Cardiac Stress Test
A cardiac stress test helps physicians assess the flow of blood to the heart during physical activity and thereby judge the condition of the heart. It is a fact that the heart pumps faster when under physical stress and it is during these times that the chances of a heart attack are also increased. Those who suffer from abnormal resting EKG are usually prescribed this test. The stress cardiac test shows the flow of blood into the left portion of the heart and helps in assessing the performance of the heart muscles.
The patient is made to walk on a treadmill during the stress cardiac test. An ECG machine is connected to the patient’s chest and the activity level is increased every three minutes. The response of the blood pressure and the heart rate is then monitored in order to reach the results of the test. Certain patients may even be given intravenous medications such as adenosine and dipyridamole in order to stimulate the physical activity level further.
In the case of nuclear cardiac stress testing Thallium and Cardiolyte tracers are used in order to increase the accuracy of the test.
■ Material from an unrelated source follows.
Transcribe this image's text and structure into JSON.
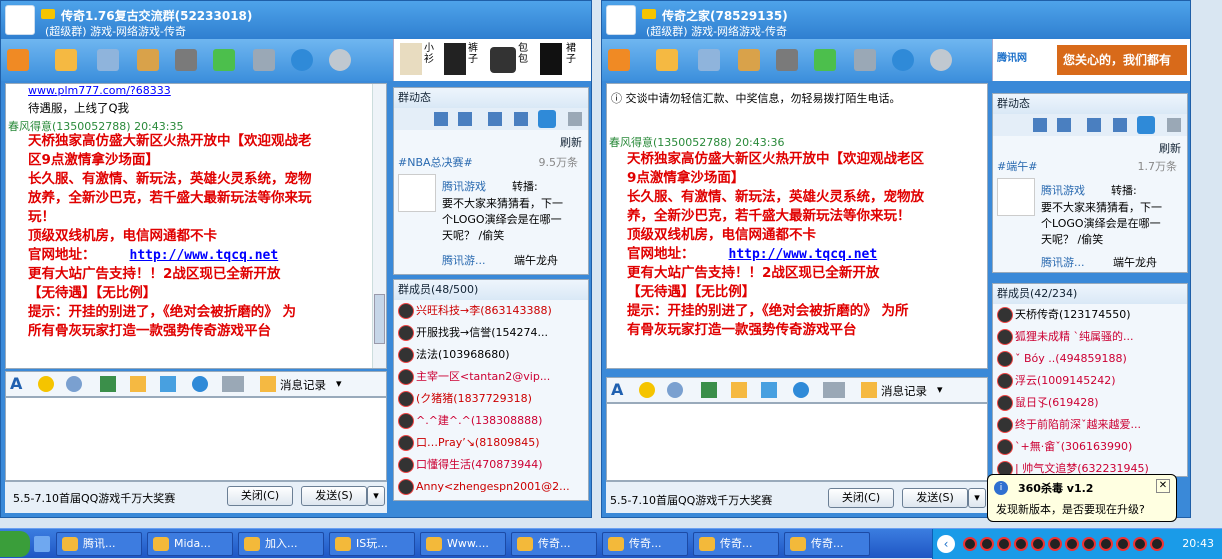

Once the patient has reached his/her optimum stress level, a small amount of tracer is injected. The patient is then made to lie down while a camera follows the pattern of the tracer. These tests help demonstrate if there is a blockage in the heart arteries and if this blockage is actually affecting the flow of blood into the heart during strenuous activity. In case of a blockage the defect shows up as lowered tracer activity in the given area.
The difference between the normal stress test and the nuclear one is the injection of the dye that traces the pattern of the flow of blood.
In most cases a physician will be present during these tests and the patient is periodically asked how tired he or she is feeling. Those who suffer from unexplained chest pains, angina and other similar heart related problems are often prescribed this test.
Most of the time, the procedure is completely painless while there are patients who do sometime complain of slight dizziness, nausea and even a feeling of tiredness. During the insertion of the tracer, one may feel a cold sensation travel up the arm too but most of these sensations die down within minutes after the test is over.
The benefits of these tests are several. The information attained here is not replicated by any other test and yield very precise and useful data. As opposed to exploratory surgery, these tests are much less expensive and also involve a much lower risk towards the patient. What is better is that there is no recovery time involved in the case of these cardiac tests.
Certain risks like an allergic reaction to the medication etc are present here but these are quite minor as opposed to the benefits of these tests. Women who do undergo a cardiac stress test must inform their physician if they are pregnant or breast feeding.